Under § 1404(a), the Court may sua sponte transfer a civil action to any other district where the action might have been brought originally "[f]or the convenience of parties and witnesses, in the interest of justice." 28 U.S.C. § 1404(a). The decision to transfer a case is left to the discretion of the district court. Stewart Org., Inc. v. Ricoh Corp., 487 U.S. 22, 29 (1988); Van Dusen v. Barrack, 376 U.S. 612, 622 (1964); Cote v. Wadel, 796 F.2d 981, 985 (7th Cir. 1986); see Norwood v. Kirkpatrick, 349 U.S. 29, 32 (1955).
In deciding a § 1404(a) motion to transfer, the Court should consider a number of case-specific factors such as the convenience of the potential transferee forum to the parties and witnesses, the fairness of the transfer in light of any forum selection clause and the parties' relative bargaining power, and the interests of justice in general. Stewart, 487 U.S. at 29-30; see Coffey v. Van Dorn Iron Works, 796 F.2d 217, 219 (7th Cir. 1986) (citing Van Dusen , 376 U.S. at 622). A court may refuse to transfer the case if it is not in the interest of justice. Coffey, 796 F.2d at 220; Van Dusen, 376 U.S. at 625.

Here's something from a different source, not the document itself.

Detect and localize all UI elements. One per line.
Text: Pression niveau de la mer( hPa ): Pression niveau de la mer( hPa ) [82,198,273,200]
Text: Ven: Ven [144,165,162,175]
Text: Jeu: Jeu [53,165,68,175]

The Archdiocese has requested dismissal for lack of personal jurisdiction in the Southern District of Illinois and in doing so has raised serious jurisdictional questions. None of those questions would exist had this case been brought in the Eastern District of Missouri, where it is clear that the federal court would have jurisdiction over all defendants. Furthermore, all other parties have consented to a transfer to the Eastern District of Missouri, so the plaintiff's choice of an Illinois forum holds no sway. In addition, the Eastern District of Missouri would be equally, if not more, convenient to the defendants because both of them reside in or are located in Missouri. As for the convenience of the witnesses, this factor weighs neither for nor against transfer. Wrongful acts are alleged to have occurred in the Eastern District of Missouri and the Southern District of Illinois, adjoining federal judicial districts. Transferring the case would likely be slightly more convenient for witnesses residing in Missouri and slightly less convenient for witnesses residing in Illinois, so this factor is a wash. Finally, the Court believes the Eastern District of Missouri has a greater interest than the Southern District of Illinois in deciding cases involving an archdiocese located in that district and a priest practicing there. The interests of justice therefore favor a transfer.
For these reasons, the Court finds that a transfer is warranted under § 1404(a), TRANSFERS this case to the United States District Court for the Eastern District of Missouri and DENIES as moot the Archdiocese's motion to dismiss (Doc. 9).